Opinion
Submitted October 15, 1999
November 30, 1999
In an action to recover damages for medical malpractice, the plaintiff appeals from a judgment of the Supreme Court, Nassau County (Driscoll, J.), entered August 24, 1998, which, upon an order of the same court dated June 24, 1998, granting the defendant's motion for summary judgment, dismissed the complaint.
Richard Frank, P.C., New York, N.Y. (Kathleen Peratis of counsel), for appellant.
Shaub, Ahmuty, Citrin Spratt, LLP, Lake Success, N.Y. (Steven J. Ahmuty, Jr., and Barry T. Bassis of counsel), for respondent.
CORNELIUS J. O'BRIEN, J.P., GABRIEL M. KRAUSMAN, ANITA R. FLORIO, SANDRA J. FEUERSTEIN, JJ.
DECISION ORDER
ORDERED that the judgment is affirmed, with costs.
The decedent, Joel Weinreb, was under the psychiatric care of the defendant, Dr.

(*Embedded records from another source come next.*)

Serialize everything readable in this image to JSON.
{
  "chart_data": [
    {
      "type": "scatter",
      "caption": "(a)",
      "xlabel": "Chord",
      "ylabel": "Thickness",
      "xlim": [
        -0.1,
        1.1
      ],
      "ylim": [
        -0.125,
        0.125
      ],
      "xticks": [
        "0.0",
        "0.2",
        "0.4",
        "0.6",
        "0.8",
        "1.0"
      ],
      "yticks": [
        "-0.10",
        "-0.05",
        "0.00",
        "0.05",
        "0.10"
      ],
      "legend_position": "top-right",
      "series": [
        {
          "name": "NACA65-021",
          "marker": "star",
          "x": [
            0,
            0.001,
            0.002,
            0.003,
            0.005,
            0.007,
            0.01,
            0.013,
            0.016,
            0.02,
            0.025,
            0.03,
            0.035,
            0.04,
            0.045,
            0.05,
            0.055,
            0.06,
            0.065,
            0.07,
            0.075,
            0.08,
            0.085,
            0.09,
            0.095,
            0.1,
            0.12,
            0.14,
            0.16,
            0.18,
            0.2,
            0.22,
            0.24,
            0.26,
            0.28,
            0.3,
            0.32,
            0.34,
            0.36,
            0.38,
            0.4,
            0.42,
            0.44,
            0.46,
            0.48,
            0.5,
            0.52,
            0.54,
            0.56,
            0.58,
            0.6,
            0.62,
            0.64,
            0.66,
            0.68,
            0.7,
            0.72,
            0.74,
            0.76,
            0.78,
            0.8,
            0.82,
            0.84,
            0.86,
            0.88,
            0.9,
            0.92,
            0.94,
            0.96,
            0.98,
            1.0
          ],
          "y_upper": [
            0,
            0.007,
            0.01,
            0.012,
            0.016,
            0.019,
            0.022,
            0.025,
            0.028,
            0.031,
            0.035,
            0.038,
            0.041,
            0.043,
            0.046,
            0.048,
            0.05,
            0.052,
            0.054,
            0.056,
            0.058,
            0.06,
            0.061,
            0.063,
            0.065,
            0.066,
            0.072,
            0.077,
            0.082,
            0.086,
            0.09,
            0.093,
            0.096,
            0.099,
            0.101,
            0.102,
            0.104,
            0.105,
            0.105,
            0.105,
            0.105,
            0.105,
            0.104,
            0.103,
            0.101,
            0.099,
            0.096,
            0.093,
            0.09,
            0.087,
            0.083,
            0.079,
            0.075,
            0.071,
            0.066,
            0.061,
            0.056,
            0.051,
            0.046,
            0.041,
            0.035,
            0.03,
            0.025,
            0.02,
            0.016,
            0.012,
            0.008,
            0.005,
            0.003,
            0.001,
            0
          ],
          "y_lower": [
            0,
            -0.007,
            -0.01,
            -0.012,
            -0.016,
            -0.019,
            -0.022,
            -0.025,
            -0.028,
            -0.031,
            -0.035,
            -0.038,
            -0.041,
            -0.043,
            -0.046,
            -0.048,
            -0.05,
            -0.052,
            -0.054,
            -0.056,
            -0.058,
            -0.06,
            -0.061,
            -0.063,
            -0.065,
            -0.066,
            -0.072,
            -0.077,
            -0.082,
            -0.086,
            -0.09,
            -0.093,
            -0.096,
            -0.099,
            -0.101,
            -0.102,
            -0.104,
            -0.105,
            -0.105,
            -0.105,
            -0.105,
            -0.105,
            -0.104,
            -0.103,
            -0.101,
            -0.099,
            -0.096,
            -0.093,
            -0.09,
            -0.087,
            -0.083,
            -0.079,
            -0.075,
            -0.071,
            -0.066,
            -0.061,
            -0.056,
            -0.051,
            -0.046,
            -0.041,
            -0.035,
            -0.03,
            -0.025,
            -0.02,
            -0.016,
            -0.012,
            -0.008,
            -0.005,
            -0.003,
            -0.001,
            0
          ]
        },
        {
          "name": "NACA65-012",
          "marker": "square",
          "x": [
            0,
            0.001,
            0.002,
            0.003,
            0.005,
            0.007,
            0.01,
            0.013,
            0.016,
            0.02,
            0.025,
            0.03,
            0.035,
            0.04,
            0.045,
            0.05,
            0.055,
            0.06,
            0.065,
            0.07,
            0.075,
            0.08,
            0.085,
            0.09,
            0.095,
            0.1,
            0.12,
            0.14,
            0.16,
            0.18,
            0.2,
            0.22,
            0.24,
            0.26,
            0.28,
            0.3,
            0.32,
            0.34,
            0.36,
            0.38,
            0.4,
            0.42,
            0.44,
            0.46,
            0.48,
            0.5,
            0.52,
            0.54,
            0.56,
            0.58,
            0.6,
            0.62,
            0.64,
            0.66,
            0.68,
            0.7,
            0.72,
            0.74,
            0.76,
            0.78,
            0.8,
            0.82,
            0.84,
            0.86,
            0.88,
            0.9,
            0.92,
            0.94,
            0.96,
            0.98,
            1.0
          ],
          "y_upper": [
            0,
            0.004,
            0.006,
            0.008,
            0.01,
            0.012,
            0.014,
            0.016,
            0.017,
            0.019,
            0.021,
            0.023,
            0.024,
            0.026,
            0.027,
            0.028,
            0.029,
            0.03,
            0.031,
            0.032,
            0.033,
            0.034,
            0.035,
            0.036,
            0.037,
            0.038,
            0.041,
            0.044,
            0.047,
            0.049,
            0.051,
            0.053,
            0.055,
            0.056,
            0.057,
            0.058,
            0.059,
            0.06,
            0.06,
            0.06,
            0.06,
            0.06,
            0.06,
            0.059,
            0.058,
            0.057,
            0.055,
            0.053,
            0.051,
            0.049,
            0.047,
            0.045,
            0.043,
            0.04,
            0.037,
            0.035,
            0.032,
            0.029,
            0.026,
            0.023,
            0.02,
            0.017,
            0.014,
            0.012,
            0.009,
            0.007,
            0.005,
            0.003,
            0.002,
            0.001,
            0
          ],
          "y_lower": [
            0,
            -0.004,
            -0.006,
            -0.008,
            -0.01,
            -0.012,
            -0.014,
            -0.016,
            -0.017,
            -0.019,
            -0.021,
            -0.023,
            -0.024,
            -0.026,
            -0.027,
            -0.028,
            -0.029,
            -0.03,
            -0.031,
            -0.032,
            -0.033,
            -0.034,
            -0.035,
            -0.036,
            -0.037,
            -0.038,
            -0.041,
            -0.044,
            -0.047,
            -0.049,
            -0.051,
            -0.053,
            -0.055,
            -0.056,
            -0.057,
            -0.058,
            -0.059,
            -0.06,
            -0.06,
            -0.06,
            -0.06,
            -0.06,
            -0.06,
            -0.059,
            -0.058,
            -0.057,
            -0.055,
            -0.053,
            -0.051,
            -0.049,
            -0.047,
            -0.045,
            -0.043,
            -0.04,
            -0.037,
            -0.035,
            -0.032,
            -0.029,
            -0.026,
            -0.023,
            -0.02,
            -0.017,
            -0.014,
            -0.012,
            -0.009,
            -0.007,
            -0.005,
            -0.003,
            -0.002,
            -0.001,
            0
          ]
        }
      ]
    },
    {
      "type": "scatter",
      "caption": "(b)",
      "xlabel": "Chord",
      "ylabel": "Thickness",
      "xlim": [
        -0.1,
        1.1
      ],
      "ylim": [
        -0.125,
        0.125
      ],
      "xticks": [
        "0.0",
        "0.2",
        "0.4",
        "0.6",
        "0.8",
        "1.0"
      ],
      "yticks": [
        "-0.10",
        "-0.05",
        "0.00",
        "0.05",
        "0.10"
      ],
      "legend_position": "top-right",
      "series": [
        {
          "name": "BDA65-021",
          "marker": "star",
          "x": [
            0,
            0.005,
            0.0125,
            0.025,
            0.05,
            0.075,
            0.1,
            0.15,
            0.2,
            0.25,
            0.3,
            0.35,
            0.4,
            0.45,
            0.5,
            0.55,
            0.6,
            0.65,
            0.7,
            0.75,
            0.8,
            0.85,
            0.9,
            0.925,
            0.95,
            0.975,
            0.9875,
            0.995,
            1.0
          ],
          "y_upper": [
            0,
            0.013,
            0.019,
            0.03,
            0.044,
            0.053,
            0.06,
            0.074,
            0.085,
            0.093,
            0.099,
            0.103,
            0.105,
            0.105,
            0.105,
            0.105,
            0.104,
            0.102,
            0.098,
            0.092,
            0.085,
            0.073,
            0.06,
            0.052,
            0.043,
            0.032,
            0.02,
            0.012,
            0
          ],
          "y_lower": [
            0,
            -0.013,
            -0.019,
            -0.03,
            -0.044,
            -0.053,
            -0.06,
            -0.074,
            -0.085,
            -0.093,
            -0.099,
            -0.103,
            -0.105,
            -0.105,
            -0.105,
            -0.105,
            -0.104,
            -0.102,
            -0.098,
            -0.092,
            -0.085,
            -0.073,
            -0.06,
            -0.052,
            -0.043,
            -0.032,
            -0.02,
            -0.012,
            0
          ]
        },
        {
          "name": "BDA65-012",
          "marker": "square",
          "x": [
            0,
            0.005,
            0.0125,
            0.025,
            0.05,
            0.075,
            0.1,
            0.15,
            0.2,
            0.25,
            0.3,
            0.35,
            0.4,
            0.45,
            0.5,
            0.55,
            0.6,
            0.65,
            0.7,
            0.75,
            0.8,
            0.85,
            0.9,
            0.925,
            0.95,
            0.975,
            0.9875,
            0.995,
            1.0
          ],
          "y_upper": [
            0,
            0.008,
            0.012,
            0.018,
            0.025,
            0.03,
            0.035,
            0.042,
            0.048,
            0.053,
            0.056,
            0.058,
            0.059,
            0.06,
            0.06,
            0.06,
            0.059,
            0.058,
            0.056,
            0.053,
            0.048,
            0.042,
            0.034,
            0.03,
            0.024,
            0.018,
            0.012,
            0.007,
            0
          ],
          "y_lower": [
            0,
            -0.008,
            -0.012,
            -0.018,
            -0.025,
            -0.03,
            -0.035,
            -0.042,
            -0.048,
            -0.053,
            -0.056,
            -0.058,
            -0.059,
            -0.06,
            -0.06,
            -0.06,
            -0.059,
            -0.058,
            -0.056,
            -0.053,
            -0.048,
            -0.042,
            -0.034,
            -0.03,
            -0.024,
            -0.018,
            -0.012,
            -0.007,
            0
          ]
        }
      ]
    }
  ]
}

Julius Rice, for depression and agitation. While hospitalized for injuries received in a fall, the decedent stated that he wanted to die. The defendant conducted a psychiatric evaluation and concluded that he was not suicidal. During the week following his discharge from the hospital, the defendant maintained contact with the decedent through the decedent's wife, the plaintiff Janet Weinreb. The decedent committed suicide seven days after being discharged from the hospital.
It is well settled that a physician may not be held liable for a mere error in professional judgment ( see, Ibguy v. State of New York, 261 A.D.2d 510; [2d Dept., May 17, 1999]; Darren v. Safier, 207 A.D.2d 473; Davitt v. State of New York, 157 A.D.2d 703; Mohan v. Westchester County Med. Center, 145 A.D.2d 474; Wilson v. State of New York, 112 A.D.2d 366). For liability to ensue, it must be shown that the physician's treatment decision was "something less than a professional medical determination" ( see, Ibguy v. State of New York, supra; Darren v. Safier, supra; Davitt v. State of New York, supra). There is no evidence that the defendant's decision on July 3, 1994, to discharge the decedent, change his medication, and follow his condition was something less than a professional medical determination. The mere fact that the plaintiff's expert would have opted for a different treatment, without more, "represents, at most, a difference of opinion among physicians, which is not sufficient to sustain a prima facie case of malpractice" ( see, Ibguy v. State of New York, supra; Darren v. Safier, supra; see also, Topel v. Long Is. Jewish Med. Center, 55 N.Y.2d 682).
The plaintiff's remaining contentions are without merit.
O'BRIEN, J.P., KRAUSMAN, FLORIO, and FEUERSTEIN, JJ., concur.